Su esposa (Karin Viard, excelente) trata de ayudarlo: consigue un par de trabajos temporarios y trata de consolarlo y contenerlo, para que no se sienta solo en su crisis. Pero Bruno se vuelve cada vez más resentido, irascible. O en sus propias palabras, que la película recoge como un obsesivo monólogo en primera persona en off: “Hostil, antisocial”. Davert se enfurece con “esos currículums plenos de conformismo” de sus colegas y encuentra sólo cinco mejores o al menos igualmente buenos que el suyo. Esos competidores serán sus blancos. Pero tiene que apurarse, porque la recesión aumenta día a día la cantidad de postulantes.
Al comienzo, el montaje del film es rápido, nervioso como el protagonista; la puesta en escena, limpia y funcional, como el mundo al que Davert aspira a seguir perteneciendo. Detrás de su ceño eternamente fruncido, siempre se percibe la presencia insidiosa, permanente de la publicidad, que incita al éxito, al sexo, al confort, al bienestar. “Haga sus sueños realidad”, provoca un cartel enorme. Y en eso trabaja Davert. Aprende a disparar en el bosque una vieja pistola Luger que heredó de su padre y se encuentra con un grupo armado, vestido en ropa de fajina, que prueba sus metralletas y lo invita: “¡Venga probar un arma de verdad!”. Bajo la pátina de normalidad, de buen pasar, de ilustración de la sociedad, late una violencia contenida que Davert no hace sino poner en acto.
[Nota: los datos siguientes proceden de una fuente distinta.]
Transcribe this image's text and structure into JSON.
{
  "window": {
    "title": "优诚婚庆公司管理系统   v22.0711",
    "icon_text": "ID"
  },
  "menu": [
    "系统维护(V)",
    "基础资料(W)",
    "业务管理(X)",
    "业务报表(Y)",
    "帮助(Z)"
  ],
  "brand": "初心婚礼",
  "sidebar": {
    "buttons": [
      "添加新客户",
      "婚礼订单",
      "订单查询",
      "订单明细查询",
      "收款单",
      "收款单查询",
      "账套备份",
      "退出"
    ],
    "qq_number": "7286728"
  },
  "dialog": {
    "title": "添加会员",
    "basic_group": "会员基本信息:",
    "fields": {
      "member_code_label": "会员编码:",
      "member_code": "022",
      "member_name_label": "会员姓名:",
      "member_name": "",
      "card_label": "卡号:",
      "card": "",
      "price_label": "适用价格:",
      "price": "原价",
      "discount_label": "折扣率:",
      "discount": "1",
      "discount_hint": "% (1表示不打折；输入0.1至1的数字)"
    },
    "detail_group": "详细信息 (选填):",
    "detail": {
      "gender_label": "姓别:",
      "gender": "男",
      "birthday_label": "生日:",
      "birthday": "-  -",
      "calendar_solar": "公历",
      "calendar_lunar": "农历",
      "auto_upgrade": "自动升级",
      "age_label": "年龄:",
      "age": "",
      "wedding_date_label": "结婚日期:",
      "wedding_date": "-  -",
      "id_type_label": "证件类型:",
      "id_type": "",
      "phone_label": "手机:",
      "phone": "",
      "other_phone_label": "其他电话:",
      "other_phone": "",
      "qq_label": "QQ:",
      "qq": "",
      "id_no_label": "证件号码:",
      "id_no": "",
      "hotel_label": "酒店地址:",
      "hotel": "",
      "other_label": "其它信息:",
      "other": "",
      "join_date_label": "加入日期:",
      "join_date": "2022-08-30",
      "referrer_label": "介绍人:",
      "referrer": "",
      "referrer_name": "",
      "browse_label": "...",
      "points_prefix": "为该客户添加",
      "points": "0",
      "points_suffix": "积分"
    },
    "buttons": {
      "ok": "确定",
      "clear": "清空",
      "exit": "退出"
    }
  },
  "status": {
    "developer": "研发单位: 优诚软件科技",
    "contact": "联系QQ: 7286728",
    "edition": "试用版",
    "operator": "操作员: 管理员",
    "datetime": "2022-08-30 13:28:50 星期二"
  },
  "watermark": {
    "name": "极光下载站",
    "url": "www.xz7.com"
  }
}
Es una pena que hacia su segunda mitad el film de Costa-Gavras se vuelva reiterativo, que sus ideas empiecen a agotarse, que su tono –hasta entonces serio, grave, medido, riguroso– se vaya volviendo más cercano a la farsa, al grand guignol. Reaparece esa mano pesada del director, que era evidente en Amen, su film inmediatamente anterior. Lo redime, en todo caso, una interpretación blanca, neutra, inquietante de José García y un final que, aunque abierto, tiende a cerrar el círculo maligno de la supervivencia del más fuerte.